Stilisticamente, Krizia ha precorso i tempi per molti motivi: rivoluzionò l’uso della maglia, preferendo, negli “austeri” primi anni 60, golf tricottati ai twin set che facevano tanto bon ton e simboli forti, come la famosa pantera. Fu ancora lei, nel 1993, di ritorno da un viaggio in Cina, a spiegare ai suoi colleghi italiani che sarebbe stata quella la nuova frontiera per i marchi del made in Italy. «Ci saranno presto 260 milioni di ricchi», disse, e nel 1994 il marchio iniziò a essere distribuito in Cina. Intuì il potenziale delle licenze e arrivarono in rapida successione profumi, borse, occhiali, cravatte, orologi, piastrelle e un’intera linea per la casa, forse una delle sue passioni più grandi, specie negli ultimi anni. Tra produzione diretta, retail e licenze, negli anni 90 il marchio Krizia arrivò a generare un fatturato di circa 500 milioni di euro, più o meno la dimensione attuale del gruppo Marisfrolg guidato da Zhu Chongyun.
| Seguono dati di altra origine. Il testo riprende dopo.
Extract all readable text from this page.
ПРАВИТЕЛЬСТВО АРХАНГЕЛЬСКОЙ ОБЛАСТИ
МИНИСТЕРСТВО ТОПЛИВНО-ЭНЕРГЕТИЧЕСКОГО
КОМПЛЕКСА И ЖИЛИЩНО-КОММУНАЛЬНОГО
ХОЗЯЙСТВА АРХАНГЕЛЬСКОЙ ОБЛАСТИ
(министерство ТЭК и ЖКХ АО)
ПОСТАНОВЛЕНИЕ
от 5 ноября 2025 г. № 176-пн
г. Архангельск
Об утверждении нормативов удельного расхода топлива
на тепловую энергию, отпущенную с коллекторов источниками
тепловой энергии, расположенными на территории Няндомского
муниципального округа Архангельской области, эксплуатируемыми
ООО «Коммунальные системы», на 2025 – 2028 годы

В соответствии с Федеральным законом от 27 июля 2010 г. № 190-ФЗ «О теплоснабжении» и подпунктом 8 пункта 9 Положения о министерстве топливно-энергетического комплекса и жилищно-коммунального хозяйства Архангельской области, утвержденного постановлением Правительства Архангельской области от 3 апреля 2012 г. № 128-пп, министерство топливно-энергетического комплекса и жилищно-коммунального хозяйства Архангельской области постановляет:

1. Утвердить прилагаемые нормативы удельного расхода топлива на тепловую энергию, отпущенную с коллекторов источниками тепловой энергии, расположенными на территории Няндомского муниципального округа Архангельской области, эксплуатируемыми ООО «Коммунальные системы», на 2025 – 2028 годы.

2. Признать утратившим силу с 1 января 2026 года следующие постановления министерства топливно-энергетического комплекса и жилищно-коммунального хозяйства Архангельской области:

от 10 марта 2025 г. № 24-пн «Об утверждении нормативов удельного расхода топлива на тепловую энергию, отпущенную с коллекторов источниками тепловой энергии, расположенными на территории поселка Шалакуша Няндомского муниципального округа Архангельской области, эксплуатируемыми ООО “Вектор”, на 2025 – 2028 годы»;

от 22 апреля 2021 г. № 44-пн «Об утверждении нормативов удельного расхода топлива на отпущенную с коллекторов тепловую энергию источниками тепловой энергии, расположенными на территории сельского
Curiosa ed eclettica, mai autoreferenziale, Krizia cercò sempre fuori dall’ambiente della moda stimoli e motivi di crescita personale e amicizie. In via Manin 19, dove ancora oggi c’è il quartier generale della maison, in un bellissimo edificio d’epoca di proprietà della famiglia, per anni si organizzarono presentazioni di libri ed eventi culturali, alcuni dei quali legati al Salone del mobile.

La sede, inaugurata nel 1984, risponde a sua volta a una scelta controcorrente: appena fuori dal quadrilatero della moda, lasciava alla stilista quell’indipendenza, formale e sostanziale, che aveva sempre cercato. L’amore per i libri la spinse a diventare socia, nel 1985, della casa editrice La Tartaruga e fino all’ultimo insistette sull’importanza, per Milano e per tutte le persone che l’amano, specie quando hanno mezzi economici adatti, a investire in iniziative culturali. Nella sua vita frequentò musicisti e protagonisti del cinema, a partire dal cognato Francesco Rosi, che le presentò Luchino Visconti al quale, raccontò beffarda la stilista in un’intervista dello scorso anno, si offrì di fare da governante.

Una scelta obbligata, quella della vendita: Krizia non allevò un vero e proprio successore, anche se dal suo ufficio stile sono passati talenti poi gloriosamente sbocciati in altre aziende (Alber Elbaz per fare il nome più famoso) o diventati a loro volta stilisti indipendenti, come Giambattista Valli. Pur non disdegnando la parte economica del lavoro, Krizia non seppe dare una vera e propria struttura manageriale al gruppo: i figli del marito Aldo Pinto (da sempre presidente dell’azienda e oggi della Mmk, la società che gestisce il patrimonio immobiliare della famiglia), Silvio e Andrea, lavorarono per il marchio per brevi periodi, ma poi presero strade diverse.